A criatura, com uma consciência parcial, utiliza-se da dinâmica de rejeição para se vingar de seu criador, Victor, que se sente culpado pelas mortes das pessoas que lhe são próximas. A lei máxima da alquimia se apresenta nessa relação cíclica da mortalidade: o cientista gera vida a partir da morte e, em troca, as vidas que tanto preza são tiradas de seu convívio. Quando Victor se apercebe dessa dinâmica, ele compreende que ambos terão que terminar juntos, possivelmente mortos e não mede esforços para caçar sua criatura, o companheiro por quem Victor tanto ansiava e que se mostra cruel, escapa do controle e age sem que ele perceba, vigiando-o, perseguindo-o e assassinando pessoas de seu afeto. 

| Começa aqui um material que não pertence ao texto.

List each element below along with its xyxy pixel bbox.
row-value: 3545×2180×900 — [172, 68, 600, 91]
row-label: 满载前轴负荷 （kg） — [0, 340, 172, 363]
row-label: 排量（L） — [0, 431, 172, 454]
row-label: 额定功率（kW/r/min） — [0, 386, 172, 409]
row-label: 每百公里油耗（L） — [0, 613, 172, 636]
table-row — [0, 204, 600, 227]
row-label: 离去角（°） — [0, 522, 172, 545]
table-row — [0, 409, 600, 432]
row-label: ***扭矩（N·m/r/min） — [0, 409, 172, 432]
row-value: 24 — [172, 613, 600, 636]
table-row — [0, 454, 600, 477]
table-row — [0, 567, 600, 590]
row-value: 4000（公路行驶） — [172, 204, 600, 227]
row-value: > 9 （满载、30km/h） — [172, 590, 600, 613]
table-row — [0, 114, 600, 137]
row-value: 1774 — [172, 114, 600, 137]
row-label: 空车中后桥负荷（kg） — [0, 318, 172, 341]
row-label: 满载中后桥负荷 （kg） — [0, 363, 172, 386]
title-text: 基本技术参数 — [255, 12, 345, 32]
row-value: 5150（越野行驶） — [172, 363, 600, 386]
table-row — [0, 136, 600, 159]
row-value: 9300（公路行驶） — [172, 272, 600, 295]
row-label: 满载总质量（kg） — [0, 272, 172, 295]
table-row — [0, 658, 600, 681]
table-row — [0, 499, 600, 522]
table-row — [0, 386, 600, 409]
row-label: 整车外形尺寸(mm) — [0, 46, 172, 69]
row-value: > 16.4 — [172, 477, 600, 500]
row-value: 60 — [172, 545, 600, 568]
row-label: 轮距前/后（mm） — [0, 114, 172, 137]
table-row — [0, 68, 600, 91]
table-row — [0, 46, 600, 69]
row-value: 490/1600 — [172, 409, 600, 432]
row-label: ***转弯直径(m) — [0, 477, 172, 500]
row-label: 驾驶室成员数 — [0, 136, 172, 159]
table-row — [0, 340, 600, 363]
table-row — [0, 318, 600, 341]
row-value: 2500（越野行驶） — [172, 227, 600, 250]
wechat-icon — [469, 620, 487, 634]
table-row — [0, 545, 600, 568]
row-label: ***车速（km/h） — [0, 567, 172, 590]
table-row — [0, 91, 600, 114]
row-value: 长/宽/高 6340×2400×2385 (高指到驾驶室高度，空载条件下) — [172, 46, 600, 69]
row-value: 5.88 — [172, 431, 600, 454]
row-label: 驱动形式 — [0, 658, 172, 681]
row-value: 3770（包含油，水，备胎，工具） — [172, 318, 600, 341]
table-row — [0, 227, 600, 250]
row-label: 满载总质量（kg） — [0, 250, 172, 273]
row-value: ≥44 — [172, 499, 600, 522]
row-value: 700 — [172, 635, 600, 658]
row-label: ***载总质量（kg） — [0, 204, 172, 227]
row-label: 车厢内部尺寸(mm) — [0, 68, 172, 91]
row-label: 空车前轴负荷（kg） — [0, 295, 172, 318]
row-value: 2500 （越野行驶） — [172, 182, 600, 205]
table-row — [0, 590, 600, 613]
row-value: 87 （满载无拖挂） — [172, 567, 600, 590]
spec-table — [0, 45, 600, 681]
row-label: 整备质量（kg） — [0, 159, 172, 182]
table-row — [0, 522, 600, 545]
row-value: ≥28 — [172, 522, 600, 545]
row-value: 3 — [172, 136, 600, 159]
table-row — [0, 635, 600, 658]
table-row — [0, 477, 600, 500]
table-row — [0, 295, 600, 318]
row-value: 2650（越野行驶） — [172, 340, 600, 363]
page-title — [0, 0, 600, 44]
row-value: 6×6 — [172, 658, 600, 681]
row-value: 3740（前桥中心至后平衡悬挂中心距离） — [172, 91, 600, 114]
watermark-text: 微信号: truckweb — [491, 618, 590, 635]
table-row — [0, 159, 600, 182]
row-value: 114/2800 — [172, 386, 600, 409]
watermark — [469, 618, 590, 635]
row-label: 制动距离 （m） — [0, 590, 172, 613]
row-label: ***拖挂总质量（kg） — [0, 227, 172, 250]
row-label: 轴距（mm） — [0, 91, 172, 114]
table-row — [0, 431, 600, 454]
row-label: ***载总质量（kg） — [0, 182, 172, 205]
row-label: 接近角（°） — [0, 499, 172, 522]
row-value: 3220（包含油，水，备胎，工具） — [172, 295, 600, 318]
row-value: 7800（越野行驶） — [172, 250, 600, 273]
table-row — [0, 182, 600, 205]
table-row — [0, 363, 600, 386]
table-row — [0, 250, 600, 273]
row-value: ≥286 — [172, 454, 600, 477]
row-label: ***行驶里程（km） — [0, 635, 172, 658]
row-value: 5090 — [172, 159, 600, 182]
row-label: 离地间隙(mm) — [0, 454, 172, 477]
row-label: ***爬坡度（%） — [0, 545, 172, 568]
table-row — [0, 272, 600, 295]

É bem verdade que a autora nos leva a ter uma certa simpatia pela criatura; quando, por exemplo, ela descreve a sua perplexidade diante da própria imagem:

“[...] Nada sabia sobre minha criação e meu criador...[...] Além disso, era dotado de um físico hediondo e repelente. Eu nem sequer era da mesma natureza que o homem.”

“[...] E que terror senti quando me vi refletido numa poça d’água! A princípio, recuei assombrado, incapaz de crer que aquela era minha imagem e, quando me convenci de que era na realidade o monstro que sou, fui assaltado pelo desespero e senti-me extremamente mortificado.”

Porém, o buraco é mais embaixo. Temos outro ponto importante a considerar aqui: a criatura é impossibilitada de se utilizar de sua Persona para angariar simpatia e aceitação social, uma vez que seu aspecto físico interfere negativamente na leitura social dos indivíduos que vai encontrando. Barrado em seu direito de amar e ser amado, ele compreende que apenas com um ser de igual aspecto poderá se relacionar. Quando ele pede para que Victor crie um ser do sexo oposto, seu desejo é de que haja uma identificação recíproca, mas esse pedido, aparentemente justo, é uma armadilha para Victor: e se o monstro não for correspondido por essa fêmea? Terá que criar outra? E se houver entendimento entre os dois, o que poderá nascer dessa união? 

Considerando o pior cenário e as probabilidades terríveis do pedido, Victor desiste de dar  à sua criatura a coisa que ela mais deseja e esta, sem chance de mostrar seu interior generoso e terno, e agora, sem perspectiva de ter uma companheira, entrega-se à sua Sombra. A criatura assume a monstruosidade que os outros dizem que ele tem, uma vez que só enxergam a sua deformação e parte para a vingança. E aqui, percebemos a ardilosidade de suas ações, através da forma como ele encurrala Victor e o atrai para a morte. 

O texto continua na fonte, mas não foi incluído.